May 17th, 2007 | Published in Google Custom Search
If you've created a Custom Search Engine you've likely encountered the term 'URL patterns': the method for specifying sites and pages to include in a search engine. You can create a Custom Search Engine without ever giving URL patterns much thought, but there's added control that comes with understanding how they work and how best to use them. To that end, here are a few tips on creating useful URL patterns.
The simplest type of pattern is the URL of a specific page. You can use an asterisk (or star, in techie vernacular) as a wild card in your pattern to specify a swath of URLs by identifying their common characters. Here's how it works: rather than add each page of www.site.com to your search engine, you can merely add www.site.com/* and we will include every URL that begins with www.site.com. Similarly, rather than individually adding each subdomain of site.com, you can use the star to include them all: *.site.com will apply to www.site.com, server.site.com, etc.
Because most users adding sites to their search engines expect the subpages to be included, we've made the addition of the star the default behavior. This is what we mean in the Sites tab of the control panel when we say 'Include all pages whose address contains this URL.' If you leave that option selected, we will add a star to the end of whatever URL you provide. Additionally, if your URL is just a domain (like site.com/), not including a sub-domain (like www.site.com/ or server.site.com/), we will add a star at the beginning. This means:
- site.com/ becomes *.site.com/*
- server.foo.com/ becomes server.foo.com/*
- othersite.co.uk/ becomes *.othersite.co.uk/* (yep, we handle two level top-level domains correctly)

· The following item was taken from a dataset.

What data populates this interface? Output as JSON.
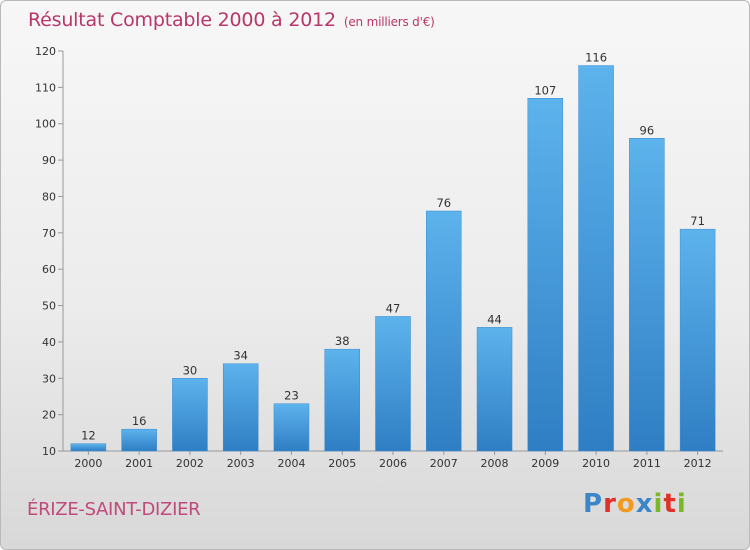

If you'd like to control exactly where stars get added, you can select 'Include just the specific page or URL pattern I have entered.'
Another way to use patterns is to identify and distill common characters among a set of pages you'd like to include in your index. For example, if I know that all car review pages on my favorite consumer reviews site contain the words 'car' and 'reviews' in the URL, I can create the pattern www.reviewsite.com/*reviews*cars and include these pages. (I just need to be careful that only the pages I want contain these terms, or I may include more than I bargained for.) These types of patterns are especially useful when creating search refinements.
There is also one more application of the star, which is before a top-level domain like .edu or .ca. One use of this pattern is for when you'd like to refine a search by country: for example, you can create a pattern like *.ca and refine your search to Canadian web sites only. That said, you cannot otherwise insert a star into the second-level domain, such as www.*.com or www.dogs*.com. For a few more concrete examples of URL patterns check out our documentation.
The careful creation of URL patterns allows you greater control over the content of your Custom Search Engines, and can be particularly helpful when breaking up a site's content for refinements. Patterns may also help reduce the overall number of sites in your Custom Search Engine account, so look for redundant URLs that can be included more economically by the use of, shall we say, a little star power.